Phylogenetic tree of vicilin-like proteins.
The phylogenetic tree was constructed using the maximum likelihood method in NGPhylogeny.fr web resource (https://ngphylogeny.fr/workflows/oneclick/, 30/05/2020). The tree was constructed using the five 7S globulin-like vicilin protein sequences identified in Brassica rapa R-o-18, as well as 7S globulin like vicilin protein sequences reported in different plant species including Arabidopsis thaliana (At3g22640), Cannabis sativa (Cannabis_vicilin), cashew (Anacardium occidental) (ANA_O-1 and ANA_O_2), narrow-leaved blue lupine (Lupinus angustifolius) (CONB1_LUP), white lupine (Lupinus albus) (CONB2_LUP), sesame (Sesamum indicum) (SESIN), Korean pine (Pinus koraiensis) (Pin_k_2_0101), pistachio (Pistacia vera) (PISVE), European hazel (Corylus avellana) (CORAV) and peanut (Arachis hypogaea) (ARAHY_Ara_h_1), all available in public domain databases. The full-length sequences of identified vicilins are presented in S5 Table in S1 File, while the other sequences are presented in S1 Table in S1 File. The scale above the tree represents the in-built distance matrix employed in NGPhylogeny.fr web resource and indicates the distance based on the sequence similarity of their features.
Table 1.
Epitope mapping of Brassica rapa vicilin sequences with the twenty-three reported epitopes of the well-studied peanut vicilin allergen Ara h 1.
Fig 9.
Phylogenetic analysis of identified Brassica rapa oleosin and oil body associated proteins.
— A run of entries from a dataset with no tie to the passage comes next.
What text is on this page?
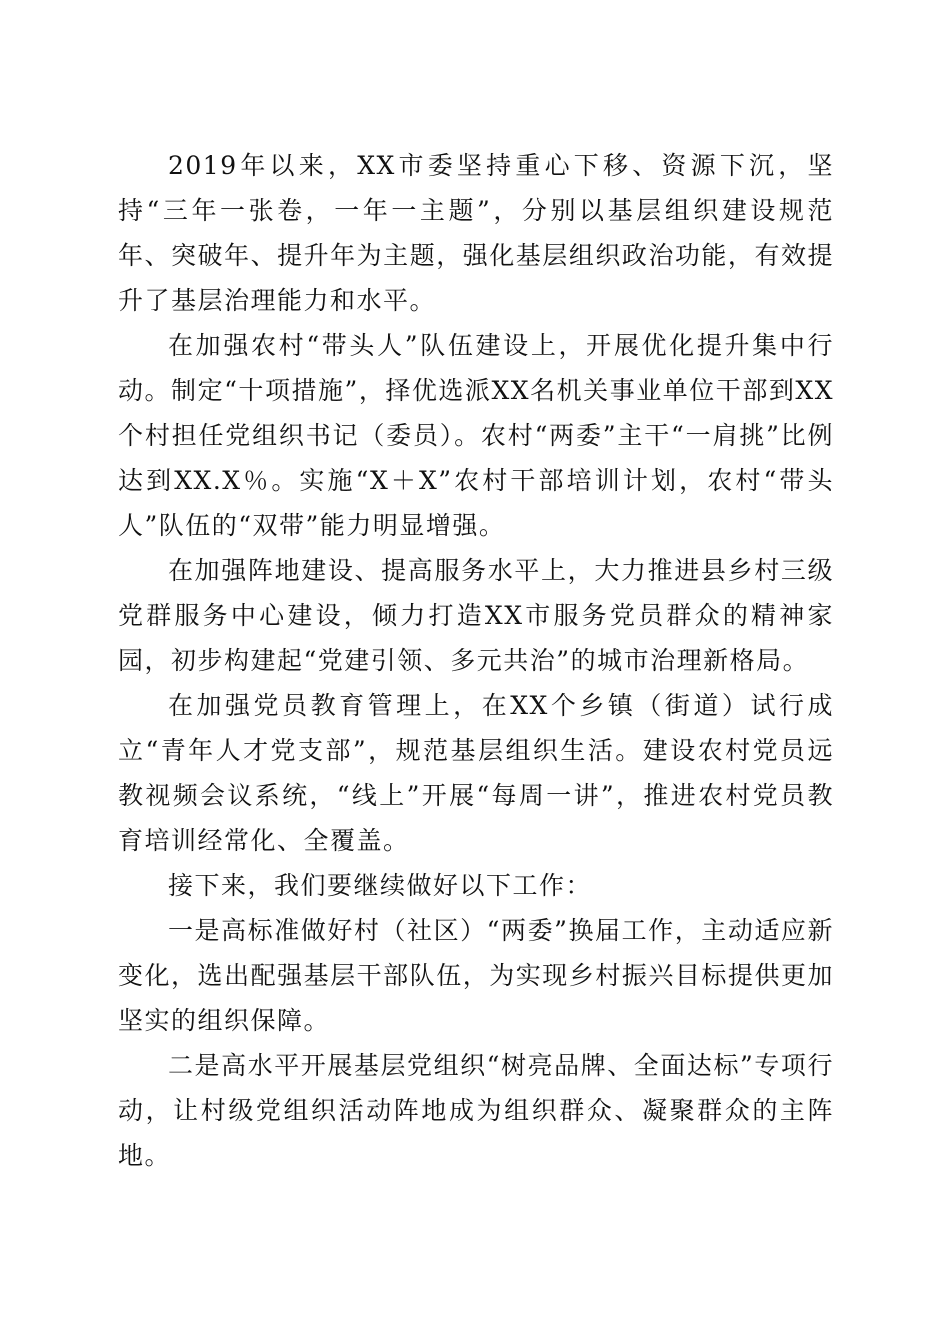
2019年以来，XX市委坚持重心下移、资源下沉，坚持“三年一张卷，一年一主题”，分别以基层组织建设规范年、突破年、提升年为主题，强化基层组织政治功能，有效提升了基层治理能力和水平。

在加强农村“带头人”队伍建设上，开展优化提升集中行动。制定“十项措施”，择优选派XX名机关事业单位干部到XX个村担任党组织书记（委员）。农村“两委”主干“一肩挑”比例达到XX.X％。实施“X＋X”农村干部培训计划，农村“带头人”队伍的“双带”能力明显增强。

在加强阵地建设、提高服务水平上，大力推进县乡村三级党群服务中心建设，倾力打造XX市服务党员群众的精神家园，初步构建起“党建引领、多元共治”的城市治理新格局。

在加强党员教育管理上，在XX个乡镇（街道）试行成立“青年人才党支部”，规范基层组织生活。建设农村党员远教视频会议系统，“线上”开展“每周一讲”，推进农村党员教育培训经常化、全覆盖。

接下来，我们要继续做好以下工作：

一是高标准做好村（社区）“两委”换届工作，主动适应新变化，选出配强基层干部队伍，为实现乡村振兴目标提供更加坚实的组织保障。

二是高水平开展基层党组织“树亮品牌、全面达标”专项行动，让村级党组织活动阵地成为组织群众、凝聚群众的主阵地。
The linear phylogram was built using PRESTO-Phylogenetic tReE viSualisaTiOn server (https://ngphylogeny.fr/data/displaytree//, 29/09/2020) and shows the relationship to the Arabidopsis oleosin genes (S7 Table in S1 File). The branch length scale at the top of the figure indicates the distance between the sequences based on the sequence similarity of their features. The identified oleosin proteins Bra019493, Bra000167, A0A078GHK4, M4E9X1, A0A397KW15, A0A397ZZI8, M4DBK6, M4EI43, Bra035756, Bra032113 and oil-body associated proteins Bra036039 and Bra036039 are designated as OLE01, OLE02, OLE03, OLE04, OLE05, OLE06, OLE07, OLE08, OLE09, OLE10, OBAP 01 and OBAP 02 respectively.